Environmental psychologist

Lindsay Joyce McCunn (born May 17, 1981) is a Canadian environmental psychologist and professor of psychology at Vancouver Island University in Nanaimo, British Columbia. She is a Fellow of the Canadian Psychological Association and is known for her work in environmental and architectural psychology, particularly in the areas of sustainability, community planning, and user-centered design. Her research has been cited in interdisciplinary contexts, influencing both academic research and applied practice in planning, architecture, health care, and school administration. She is the co-editor-in-chief of the Journal of Environmental Psychology.

== Education ==
McCunn earned a Bachelor of Arts in psychology from the University of Victoria in 2004, followed by a Master of Science in psychology from the same institution in 2011, and a PhD in psychology in 2016. In 2022, she earned a Master of Science in applied neuroscience from King's College London.

== Academic career ==
From 2015 to 2017, McCunn was an assistant professor of psychology at the University of Washington Tacoma. In 2017, she joined Vancouver Island University, where she is a professor of psychology and director of the Environmental Psychology Research Lab. She also holds an adjunct associate professor appointment in the department of psychology at the University of Victoria.

McCunn teaches courses in research methods, environmental psychology, neuropsychology, the history of psychology, and introductory psychology. She supervises undergraduate and graduate theses, and reviews science proposals for national and international funding agencies, such as the Canadian Space Agency, NASA, and Canada's Social Science and Humanities Research Council. McCunn often presents research and gives invited addresses at multidisciplinary conferences.

Her published research has focused on the intersection of psychology and sustainability, health care, engineering, facilities management, and urban design in various physical environments including offices, schools, libraries, prisons, and hospitals. Her empirical work involves formal collaboration with school districts, health authorities, municipalities, and architecture firms.

McCunn is the Principal of McCunn & Associates Consulting—a firm dedicated to applying research-based environmental psychological practices to real-world challenges in planning, sustainability, healthcare, and urban design.

== Publications ==
McCunn has published over fifty peer-reviewed articles, technical reports, book chapters and reviews, encyclopedia entries, and other contributions in the media. In 2025, her edited book “Becoming an Environmental Psychologist: Autobiographical Career Paths Toward Applied Social Science” was published by Anthem/First Hill Books. A full list of publications can be found on her website.
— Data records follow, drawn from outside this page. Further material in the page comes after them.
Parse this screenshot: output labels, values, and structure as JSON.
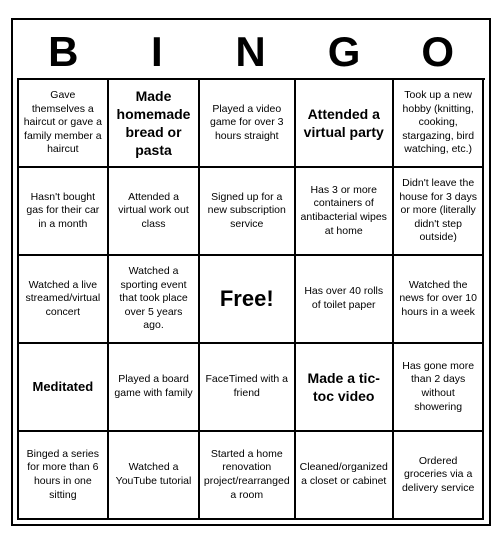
{
  "header": {
    "letters": [
      "B",
      "I",
      "N",
      "G",
      "O"
    ]
  },
  "cells": [
    {
      "id": "r0c0",
      "text": "Gave themselves a haircut or gave a family member a haircut",
      "style": "normal"
    },
    {
      "id": "r0c1",
      "text": "Made homemade bread or pasta",
      "style": "bold-large"
    },
    {
      "id": "r0c2",
      "text": "Played a video game for over 3 hours straight",
      "style": "normal"
    },
    {
      "id": "r0c3",
      "text": "Attended a virtual party",
      "style": "bold-large"
    },
    {
      "id": "r0c4",
      "text": "Took up a new hobby (knitting, cooking, stargazing, bird watching, etc.)",
      "style": "normal"
    },
    {
      "id": "r1c0",
      "text": "Hasn't bought gas for their car in a month",
      "style": "normal"
    },
    {
      "id": "r1c1",
      "text": "Attended a virtual work out class",
      "style": "normal"
    },
    {
      "id": "r1c2",
      "text": "Signed up for a new subscription service",
      "style": "normal"
    },
    {
      "id": "r1c3",
      "text": "Has 3 or more containers of antibacterial wipes at home",
      "style": "normal"
    },
    {
      "id": "r1c4",
      "text": "Didn't leave the house for 3 days or more (literally didn't step outside)",
      "style": "normal"
    },
    {
      "id": "r2c0",
      "text": "Watched a live streamed/virtual concert",
      "style": "normal"
    },
    {
      "id": "r2c1",
      "text": "Watched a sporting event that took place over 5 years ago.",
      "style": "normal"
    },
    {
      "id": "r2c2",
      "text": "Free!",
      "style": "free"
    },
    {
      "id": "r2c3",
      "text": "Has over 40 rolls of toilet paper",
      "style": "normal"
    },
    {
      "id": "r2c4",
      "text": "Watched the news for over 10 hours in a week",
      "style": "normal"
    },
    {
      "id": "r3c0",
      "text": "Meditated",
      "style": "medium-bold"
    },
    {
      "id": "r3c1",
      "text": "Played a board game with family",
      "style": "normal"
    },
    {
      "id": "r3c2",
      "text": "FaceTimed with a friend",
      "style": "normal"
    },
    {
      "id": "r3c3",
      "text": "Made a tic-toc video",
      "style": "bold-large"
    },
    {
      "id": "r3c4",
      "text": "Has gone more than 2 days without showering",
      "style": "normal"
    },
    {
      "id": "r4c0",
      "text": "Binged a series for more than 6 hours in one sitting",
      "style": "normal"
    },
    {
      "id": "r4c1",
      "text": "Watched a YouTube tutorial",
      "style": "normal"
    },
    {
      "id": "r4c2",
      "text": "Started a home renovation project/rearranged a room",
      "style": "normal"
    },
    {
      "id": "r4c3",
      "text": "Cleaned/organized a closet or cabinet",
      "style": "normal"
    },
    {
      "id": "r4c4",
      "text": "Ordered groceries via a delivery service",
      "style": "normal"
    }
  ]
}
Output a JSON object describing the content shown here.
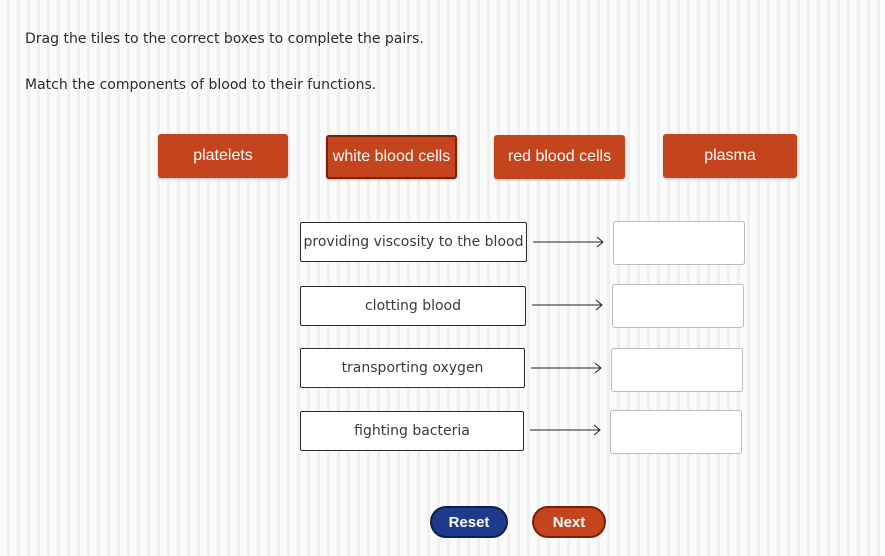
{
  "instructions": {
    "line1": "Drag the tiles to the correct boxes to complete the pairs.",
    "line2": "Match the components of blood to their functions."
  },
  "tiles": [
    {
      "label": "platelets"
    },
    {
      "label": "white blood cells"
    },
    {
      "label": "red blood cells"
    },
    {
      "label": "plasma"
    }
  ],
  "prompts": [
    {
      "label": "providing viscosity to the blood"
    },
    {
      "label": "clotting blood"
    },
    {
      "label": "transporting oxygen"
    },
    {
      "label": "fighting bacteria"
    }
  ],
  "buttons": {
    "reset": "Reset",
    "next": "Next"
  },
  "colors": {
    "tile": "#c4441e",
    "reset_button": "#1e3a8a",
    "next_button": "#c4441e"
  }
}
== Professional Service ==
After serving as an associate editor of the Journal of Environmental Psychology from 2019 to 2021, McCunn was appointed co-editor-in-chief of the journal in 2021. She is also on the editorial board for the journal Environmental Psychology Research. From 2019 to 2023, she was an associate editor for the journal Cities & Health—during that time, she co-guest edited two special issues for the journal. She is a past chair of the Environmental Psychology Section of the Canadian Psychological Association (CPA), and of the Environmental Design Research Association. While Chair of the environmental psychology section of the CPA, she led the preparation of a position paper titled “Addressing Climate Change in Canada: The Importance of Psychological Science” that won the CPA's John C. Service award in 2020. The position paper was the source of her guest editorship of the CPA's public-facing magazine Psynopsis for a special issue titled “Psychology and Climate Change” in 2021.
McCunn serves on the Canadian National Panel for the International Union of Psychological Science (IUPsyS), and is one of two Canadian delegates to its General Assembly. She is also a member of the IUPsyS working group on crisis response.